オデッセイのもっちゃんのネタバレレビュー・内容・結末

オデッセイ(2015年製作の映画)
4.2

このレビューはネタバレを含みます

原作は未読。原作ファンから言わせるとワトニーのひょうきんさがいまいちらしいが、個人的にはかなり楽しめた。

本作をSFに分類すべきかどうかはかなりきわどいところだろう。何か非科学的なところがあるようには一見すると見受けられない。というのも、全編通して飛び交う専門用語のオンパレードや科学的理論だてに基づいた説明的描写があまりにもリアルだからである(確かにわかりづらい部分も多いが、結構説明的なセリフもあり配慮はされている。漫画『宇宙兄弟』なんかを見ておくと大まかなシステムはつかめる)。

そういう意味では近年の傾向として「リアルSFもの」の流れを踏襲した作品であるといえるし、SFに造詣が深いリドスコの真骨頂ともいえる。宇宙船の造形やローバーやモニターなどなかなかメカメカしい描写はさすがにリドスコだと感心する。

近年の「リアルSF」を踏襲しているとは言ったが、今作が明らかに近年の流れを打ち破るものを作り上げていることも確かである。それは「科学復古」や「古き良き米国のフロンティア精神」という点においてである。まだ科学への期待が絶大だったころの楽観主義(今作では、一人のピンチのために中国が全くの善意によって協力を申し出た)や宇宙という「未知」に挑戦することを引き受け邁進する一昔前のハリウッドSFの鼻息の荒さを今作には感じるのである。

今作を見ていて感じる「底抜けの明るさ」はポップな音楽の力だけでは説明できない。火星にたった一人という絶望的な状況でそんなことを全く意に介さず(ちょっとは失望するところもあったが立ち直るのは一瞬だった)、DIYを始めてしまうワトニーの姿は昨今のSF映画の流れに一つのアンチテーゼを提起しているように思えるのだ。

だが、近年の傾向としての「地球回帰系SF」(『インターステラー』や『ゼログラヴィティ』など)の流れはきれいに受け継いでいるとも言える。宇宙の中の星々という象徴的なシーンから始まり、全く同じシーンで終了するというのは明らかに意図的であるだろう。さらに、火星探索クルーたちの「Uターン」や最大の見せ場である船長とワトニーのランデブーシーンにおける「命綱の円環構造」、もっと言えば地球帰還後のアレス5の打ち上げなども「円環」をメタフォリカルに表現している。そこには宇宙への憧憬が垣間見える。古典SF出身のリドスコならではの視座であるといえるのではないか。

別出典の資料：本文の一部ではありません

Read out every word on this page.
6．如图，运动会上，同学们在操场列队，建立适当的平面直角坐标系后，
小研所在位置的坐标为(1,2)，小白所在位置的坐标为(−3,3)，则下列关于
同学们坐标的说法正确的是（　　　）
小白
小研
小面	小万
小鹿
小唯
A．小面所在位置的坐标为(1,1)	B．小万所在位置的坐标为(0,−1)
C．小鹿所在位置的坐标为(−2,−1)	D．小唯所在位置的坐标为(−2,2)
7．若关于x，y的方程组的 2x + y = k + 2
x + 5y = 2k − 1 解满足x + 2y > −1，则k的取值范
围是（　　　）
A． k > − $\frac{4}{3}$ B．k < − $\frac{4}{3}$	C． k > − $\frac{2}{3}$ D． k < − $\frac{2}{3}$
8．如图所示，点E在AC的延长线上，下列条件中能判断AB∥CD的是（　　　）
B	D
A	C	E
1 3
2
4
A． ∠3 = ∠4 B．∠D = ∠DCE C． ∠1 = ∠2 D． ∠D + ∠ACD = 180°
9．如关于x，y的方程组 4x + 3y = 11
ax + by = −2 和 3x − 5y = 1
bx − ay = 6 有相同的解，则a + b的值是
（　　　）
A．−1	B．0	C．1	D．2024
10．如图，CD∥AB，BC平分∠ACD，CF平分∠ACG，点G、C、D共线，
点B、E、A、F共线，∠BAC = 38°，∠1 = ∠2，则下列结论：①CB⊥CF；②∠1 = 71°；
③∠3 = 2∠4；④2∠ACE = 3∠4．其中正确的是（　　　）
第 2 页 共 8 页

何はともあれ、かなりライトなSFものに仕上がっていて個人的はかなり好感を持った。DIY映画としての側面もあるのでぜひDIY映画の傑作『アイアンマン』が好きな人には見てほしい。今作でもアイアンマンが出てくるので。というかなんとなく今作、「マーベルシリーズ」の香りがしたのは私だけだろうか。